Trump Business Briefings
April 25 2008
What it does:
Benefits the entire organization by maximizing the quality and quantity of work that can be achieved by its workforce. Leads to more creative thinking, better problem-solving and increased worker satisfaction.
Its other names:
Multifunctional teams
Where it comes from:
Teams had been around for some time before 1992, when Jon R. Katzenbach and Douglas K. Smith, two McKinsey consultants, wrote The Wisdom of Teams: Creating the High-Performance Organization (Harvard Business School Press). Nonetheless, their book became the catalyst that moved teams to the center of American management thinking in the mid-1990s.
Summary:
People work in groups in any organization. However, not all work groups are teams. What elevates a work group to team efficiency? Katzenbach and Smith define these critical characteristics:
- A team is small in number.
- Members have complementary skills.
- Everyone works toward a clearly defined and shared purpose.
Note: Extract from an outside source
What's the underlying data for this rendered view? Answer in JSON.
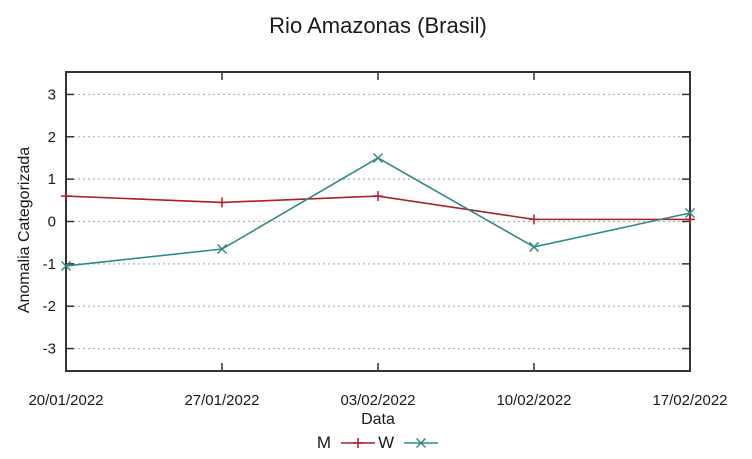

- A team has shared performance goals supported by individual tasks.
- A team employs common methodologies.
- Members are accountable to each other, not only to themselves.
- Team leadership is not hierarchical - everyone is encouraged to think, plan, contribute and act.
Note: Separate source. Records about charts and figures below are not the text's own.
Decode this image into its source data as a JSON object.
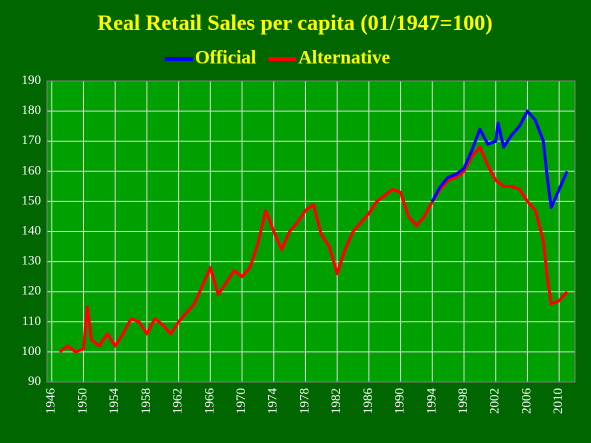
{
  "chart_data": {
    "type": "line",
    "title": "Real Retail Sales per capita (01/1947=100)",
    "series": [
      {
        "name": "Official",
        "color": "#0000ff",
        "x": [
          1994,
          1995,
          1996,
          1997,
          1998,
          1999,
          2000,
          2001,
          2002,
          2002.3,
          2003,
          2004,
          2005,
          2006,
          2007,
          2008,
          2008.5,
          2009,
          2010,
          2011
        ],
        "values": [
          150,
          155,
          158,
          159,
          161,
          167,
          174,
          169,
          170,
          176,
          168,
          172,
          175,
          180,
          177,
          170,
          158,
          148,
          154,
          160
        ]
      },
      {
        "name": "Alternative",
        "color": "#ff0000",
        "x": [
          1947,
          1948,
          1949,
          1950,
          1950.5,
          1951,
          1952,
          1953,
          1954,
          1955,
          1956,
          1957,
          1958,
          1959,
          1960,
          1961,
          1962,
          1963,
          1964,
          1965,
          1966,
          1967,
          1968,
          1969,
          1970,
          1971,
          1972,
          1973,
          1974,
          1975,
          1976,
          1977,
          1978,
          1979,
          1980,
          1981,
          1982,
          1983,
          1984,
          1985,
          1986,
          1987,
          1988,
          1989,
          1990,
          1991,
          1992,
          1993,
          1994,
          1995,
          1996,
          1997,
          1998,
          1999,
          2000,
          2001,
          2002,
          2003,
          2004,
          2005,
          2006,
          2007,
          2008,
          2008.5,
          2009,
          2010,
          2011
        ],
        "values": [
          100,
          102,
          100,
          101,
          115,
          104,
          102,
          106,
          102,
          106,
          111,
          110,
          106,
          111,
          109,
          106,
          110,
          113,
          116,
          122,
          128,
          119,
          123,
          127,
          125,
          128,
          136,
          147,
          140,
          134,
          140,
          143,
          147,
          149,
          139,
          135,
          126,
          134,
          140,
          143,
          146,
          150,
          152,
          154,
          153,
          145,
          142,
          145,
          150,
          154,
          157,
          158,
          160,
          165,
          168,
          162,
          157,
          155,
          155,
          154,
          150,
          147,
          137,
          125,
          116,
          117,
          120
        ]
      }
    ],
    "xlim": [
      1945.4,
      2012
    ],
    "xticks": [
      1946,
      1950,
      1954,
      1958,
      1962,
      1966,
      1970,
      1974,
      1978,
      1982,
      1986,
      1990,
      1994,
      1998,
      2002,
      2006,
      2010
    ],
    "ylim": [
      90,
      190
    ],
    "yticks": [
      90,
      100,
      110,
      120,
      130,
      140,
      150,
      160,
      170,
      180,
      190
    ],
    "grid": true
  }
}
- A team is not open-ended, but created to address a particular issue or need.
Above all, teams accomplish notable results. If that is not the case, then one of the above characteristics of true teams is missing.
What else you need to know:
Despite the fact that teams are not hierarchical in structure, it takes a skilled manager to make sure they stay on track. Since the publication of The Wisdom of Teams, some effective strategies for accomplishing this have evolved, including:
- Rotating the leadership of teams.
- Breaking teams down into working sub-units of two or three people who work together to accomplish short-term sub-goals.
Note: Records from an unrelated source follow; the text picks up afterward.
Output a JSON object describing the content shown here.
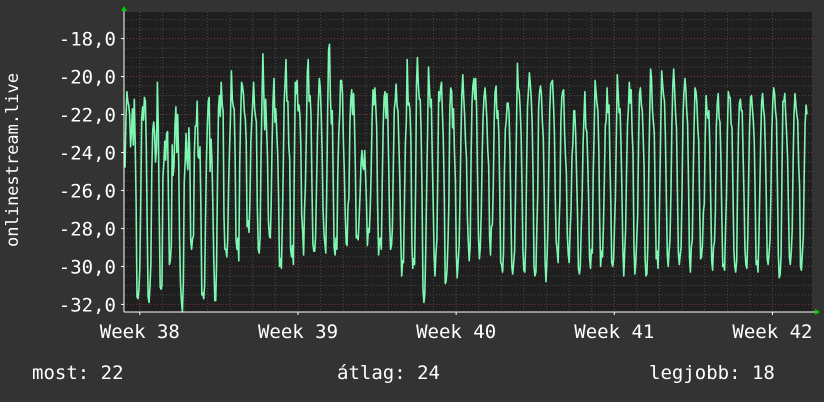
{
  "chart_data": {
    "type": "line",
    "ylabel": "onlinestream.live",
    "xlabel": "",
    "title": "",
    "x_ticks": [
      "Week 38",
      "Week 39",
      "Week 40",
      "Week 41",
      "Week 42"
    ],
    "y_ticks": [
      "-18,0",
      "-20,0",
      "-22,0",
      "-24,0",
      "-26,0",
      "-28,0",
      "-30,0",
      "-32,0"
    ],
    "ylim": [
      -32.4,
      -16.6
    ],
    "xlim": [
      37.9,
      42.25
    ],
    "grid": true,
    "colors": {
      "background": "#333333",
      "plot_area": "#1f1f1f",
      "grid_major": "#7a3a3a",
      "grid_minor": "#4a4a4a",
      "series": "#7ef7b2",
      "axis": "#ffffff",
      "arrow": "#00cc00"
    },
    "series": [
      {
        "values": [
          -24.8,
          -22.3,
          -20.8,
          -21.3,
          -21.5,
          -22.0,
          -23.7,
          -22.9,
          -21.7,
          -23.6,
          -21.2,
          -23.5,
          -26.6,
          -31.6,
          -31.7,
          -31.2,
          -30.1,
          -26.8,
          -22.2,
          -21.6,
          -22.3,
          -21.1,
          -21.3,
          -23.7,
          -27.8,
          -31.6,
          -31.9,
          -31.0,
          -29.8,
          -24.9,
          -22.8,
          -22.4,
          -23.0,
          -24.5,
          -23.8,
          -20.3,
          -22.6,
          -27.1,
          -31.1,
          -31.2,
          -31.0,
          -25.3,
          -24.5,
          -23.4,
          -24.4,
          -23.0,
          -22.9,
          -26.6,
          -29.9,
          -29.7,
          -28.9,
          -23.6,
          -25.2,
          -24.7,
          -22.6,
          -21.6,
          -24.0,
          -22.0,
          -24.5,
          -28.6,
          -30.9,
          -31.8,
          -32.4,
          -30.9,
          -25.6,
          -24.6,
          -23.0,
          -24.4,
          -24.9,
          -22.7,
          -24.1,
          -28.6,
          -29.1,
          -28.5,
          -28.4,
          -24.0,
          -22.6,
          -22.6,
          -21.3,
          -24.2,
          -24.3,
          -23.7,
          -26.9,
          -31.5,
          -31.4,
          -31.7,
          -31.0,
          -27.6,
          -24.5,
          -22.5,
          -21.3,
          -21.1,
          -25.0,
          -23.3,
          -24.5,
          -26.9,
          -29.7,
          -31.8,
          -31.8,
          -29.8,
          -25.5,
          -21.7,
          -21.0,
          -22.1,
          -20.3,
          -21.5,
          -21.8,
          -27.4,
          -29.1,
          -29.1,
          -29.5,
          -28.6,
          -25.7,
          -23.7,
          -22.1,
          -19.7,
          -21.2,
          -21.6,
          -21.7,
          -24.1,
          -28.6,
          -29.1,
          -28.5,
          -29.7,
          -24.7,
          -22.0,
          -20.3,
          -20.5,
          -20.9,
          -21.9,
          -22.2,
          -23.4,
          -27.9,
          -27.6,
          -28.2,
          -26.6,
          -23.4,
          -22.3,
          -21.4,
          -20.3,
          -21.7,
          -22.1,
          -22.4,
          -26.8,
          -29.1,
          -29.3,
          -28.5,
          -24.3,
          -21.1,
          -18.8,
          -20.9,
          -22.8,
          -21.2,
          -22.8,
          -24.2,
          -27.6,
          -28.4,
          -28.5,
          -26.7,
          -23.5,
          -21.2,
          -20.1,
          -22.4,
          -21.7,
          -23.0,
          -24.1,
          -26.4,
          -30.0,
          -29.6,
          -30.1,
          -27.8,
          -25.0,
          -21.3,
          -20.3,
          -19.1,
          -21.3,
          -21.3,
          -23.7,
          -24.3,
          -29.1,
          -29.5,
          -28.9,
          -29.9,
          -24.8,
          -20.3,
          -20.9,
          -20.2,
          -21.8,
          -21.5,
          -22.0,
          -23.6,
          -27.3,
          -28.2,
          -29.4,
          -27.0,
          -25.8,
          -22.9,
          -19.8,
          -19.1,
          -21.3,
          -21.0,
          -22.0,
          -25.6,
          -28.8,
          -29.2,
          -29.2,
          -28.4,
          -25.6,
          -23.0,
          -21.3,
          -20.1,
          -20.6,
          -22.0,
          -23.9,
          -26.9,
          -28.3,
          -28.8,
          -29.3,
          -26.1,
          -21.7,
          -18.6,
          -18.3,
          -21.1,
          -22.5,
          -21.8,
          -25.4,
          -29.0,
          -29.4,
          -28.5,
          -29.1,
          -25.1,
          -23.0,
          -22.0,
          -20.2,
          -20.2,
          -20.9,
          -23.4,
          -25.0,
          -27.2,
          -28.8,
          -28.9,
          -26.8,
          -26.4,
          -22.5,
          -21.2,
          -20.7,
          -22.0,
          -20.9,
          -22.5,
          -24.9,
          -28.5,
          -28.4,
          -28.6,
          -27.5,
          -26.3,
          -24.6,
          -23.9,
          -24.7,
          -24.9,
          -23.9,
          -25.2,
          -26.7,
          -28.9,
          -28.0,
          -28.2,
          -27.0,
          -25.2,
          -22.2,
          -20.7,
          -21.5,
          -20.6,
          -21.6,
          -22.7,
          -26.7,
          -29.4,
          -28.6,
          -28.5,
          -29.1,
          -25.4,
          -22.6,
          -21.1,
          -20.8,
          -22.2,
          -20.9,
          -22.1,
          -24.7,
          -27.8,
          -29.1,
          -28.9,
          -28.0,
          -24.5,
          -21.7,
          -21.3,
          -20.4,
          -21.6,
          -21.8,
          -23.6,
          -25.4,
          -28.5,
          -30.5,
          -29.7,
          -29.8,
          -26.5,
          -23.5,
          -22.4,
          -19.1,
          -21.5,
          -21.4,
          -21.8,
          -23.3,
          -28.8,
          -30.1,
          -29.6,
          -29.9,
          -25.9,
          -20.4,
          -19.0,
          -20.4,
          -21.2,
          -21.2,
          -22.9,
          -26.0,
          -31.2,
          -31.9,
          -31.5,
          -29.3,
          -25.7,
          -22.9,
          -19.5,
          -20.6,
          -21.6,
          -21.2,
          -24.1,
          -26.4,
          -29.4,
          -30.5,
          -29.4,
          -28.6,
          -25.1,
          -20.8,
          -21.3,
          -20.6,
          -20.3,
          -21.9,
          -23.3,
          -26.2,
          -30.9,
          -30.8,
          -30.2,
          -28.7,
          -26.6,
          -21.8,
          -20.6,
          -20.8,
          -22.7,
          -21.7,
          -23.9,
          -25.5,
          -29.3,
          -30.6,
          -29.8,
          -28.9,
          -26.4,
          -23.3,
          -21.0,
          -19.9,
          -21.1,
          -22.0,
          -23.4,
          -24.3,
          -27.4,
          -28.7,
          -29.7,
          -28.9,
          -24.2,
          -21.4,
          -20.5,
          -20.1,
          -21.2,
          -20.1,
          -21.7,
          -25.5,
          -28.5,
          -29.6,
          -29.0,
          -27.1,
          -24.1,
          -22.1,
          -21.1,
          -20.6,
          -21.3,
          -22.2,
          -23.8,
          -24.7,
          -28.4,
          -29.4,
          -27.9,
          -27.8,
          -25.7,
          -22.3,
          -20.8,
          -20.5,
          -22.2,
          -21.8,
          -23.1,
          -26.3,
          -29.8,
          -29.9,
          -30.3,
          -29.3,
          -25.1,
          -22.8,
          -22.3,
          -21.4,
          -21.4,
          -21.9,
          -24.0,
          -27.2,
          -30.0,
          -30.4,
          -29.8,
          -29.2,
          -26.3,
          -23.0,
          -19.3,
          -20.6,
          -20.8,
          -21.6,
          -23.0,
          -25.8,
          -29.1,
          -30.2,
          -30.3,
          -28.9,
          -24.9,
          -21.6,
          -20.7,
          -19.8,
          -20.4,
          -21.1,
          -22.5,
          -25.4,
          -30.0,
          -30.5,
          -30.3,
          -28.1,
          -26.2,
          -21.7,
          -20.8,
          -20.5,
          -20.9,
          -22.3,
          -23.2,
          -26.1,
          -29.8,
          -30.8,
          -29.6,
          -28.0,
          -24.8,
          -21.8,
          -20.4,
          -20.3,
          -20.2,
          -21.3,
          -22.9,
          -26.4,
          -28.7,
          -29.1,
          -29.8,
          -27.9,
          -26.5,
          -22.3,
          -21.1,
          -20.8,
          -20.7,
          -23.0,
          -24.2,
          -25.1,
          -28.3,
          -29.4,
          -29.8,
          -28.1,
          -27.1,
          -24.2,
          -23.5,
          -21.8,
          -21.8,
          -23.1,
          -25.2,
          -27.2,
          -30.1,
          -30.4,
          -30.0,
          -28.1,
          -26.4,
          -23.5,
          -22.1,
          -20.8,
          -22.7,
          -22.9,
          -24.4,
          -26.4,
          -29.5,
          -30.1,
          -29.1,
          -29.3,
          -25.2,
          -22.8,
          -20.2,
          -20.8,
          -21.4,
          -21.8,
          -23.8,
          -27.6,
          -30.0,
          -29.2,
          -29.5,
          -27.9,
          -25.6,
          -22.6,
          -22.3,
          -20.6,
          -21.9,
          -21.5,
          -24.3,
          -26.6,
          -29.8,
          -30.0,
          -29.6,
          -27.9,
          -26.4,
          -22.9,
          -19.9,
          -20.9,
          -21.9,
          -21.7,
          -23.6,
          -26.0,
          -29.2,
          -30.5,
          -29.2,
          -28.1,
          -24.9,
          -22.5,
          -21.7,
          -20.3,
          -21.4,
          -20.7,
          -22.9,
          -24.0,
          -29.1,
          -30.4,
          -29.8,
          -28.6,
          -27.3,
          -23.4,
          -20.9,
          -20.6,
          -21.5,
          -21.8,
          -23.2,
          -24.8,
          -29.6,
          -30.5,
          -30.4,
          -28.9,
          -24.9,
          -22.0,
          -19.6,
          -20.1,
          -21.8,
          -22.4,
          -23.0,
          -26.4,
          -29.6,
          -29.2,
          -30.1,
          -28.6,
          -25.6,
          -22.5,
          -19.7,
          -20.4,
          -21.0,
          -21.3,
          -23.1,
          -26.2,
          -29.4,
          -30.0,
          -29.2,
          -28.6,
          -26.0,
          -22.5,
          -20.5,
          -19.6,
          -20.8,
          -22.0,
          -22.7,
          -26.0,
          -29.3,
          -29.9,
          -29.4,
          -29.0,
          -25.8,
          -22.1,
          -20.9,
          -20.1,
          -20.6,
          -21.8,
          -22.5,
          -25.9,
          -29.5,
          -30.3,
          -29.0,
          -28.6,
          -25.3,
          -22.6,
          -20.6,
          -20.8,
          -21.4,
          -22.7,
          -23.4,
          -27.0,
          -29.6,
          -29.5,
          -28.9,
          -27.1,
          -26.7,
          -23.2,
          -21.0,
          -21.9,
          -22.2,
          -21.8,
          -23.7,
          -26.7,
          -29.7,
          -30.2,
          -29.0,
          -28.7,
          -27.1,
          -22.7,
          -21.5,
          -20.9,
          -22.2,
          -22.4,
          -24.3,
          -27.6,
          -30.0,
          -29.9,
          -30.2,
          -27.9,
          -26.2,
          -22.9,
          -20.8,
          -21.1,
          -21.1,
          -22.5,
          -22.7,
          -26.2,
          -29.2,
          -30.0,
          -30.3,
          -29.7,
          -25.6,
          -22.8,
          -21.4,
          -21.2,
          -21.8,
          -21.8,
          -24.1,
          -26.5,
          -29.2,
          -29.9,
          -30.1,
          -28.4,
          -25.1,
          -22.6,
          -21.1,
          -21.0,
          -21.7,
          -22.3,
          -23.5,
          -26.4,
          -29.9,
          -29.7,
          -30.3,
          -28.5,
          -26.0,
          -23.3,
          -21.3,
          -20.9,
          -21.7,
          -22.1,
          -23.9,
          -26.4,
          -29.6,
          -29.9,
          -29.3,
          -28.6,
          -26.2,
          -23.0,
          -21.3,
          -20.6,
          -20.9,
          -21.8,
          -22.3,
          -25.6,
          -29.3,
          -30.6,
          -30.4,
          -29.4,
          -25.0,
          -21.3,
          -21.3,
          -20.9,
          -22.0,
          -23.0,
          -24.3,
          -27.0,
          -29.5,
          -29.9,
          -29.2,
          -28.1,
          -24.6,
          -22.0,
          -20.9,
          -21.5,
          -22.0,
          -22.3,
          -24.7,
          -25.8,
          -30.0,
          -30.2,
          -29.3,
          -28.5,
          -25.2,
          -22.5,
          -21.5,
          -22.0
        ]
      }
    ]
  },
  "stats": {
    "now_label": "most:",
    "now_value": "22",
    "avg_label": "átlag:",
    "avg_value": "24",
    "max_label": "legjobb:",
    "max_value": "18"
  }
}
- Bringing team members into the process for only the time when their specific skills are demanded by the work of the team - then releasing them for other tasks where their skills will provide more benefit.
- Reconvening a team periodically for a year or more after its work is completed for follow-up and analysis of ongoing results. (Are the systems they put into place still working?)
- Asking "what went right?" in addition to "what went wrong?" so that continuous improvement results from the team experience.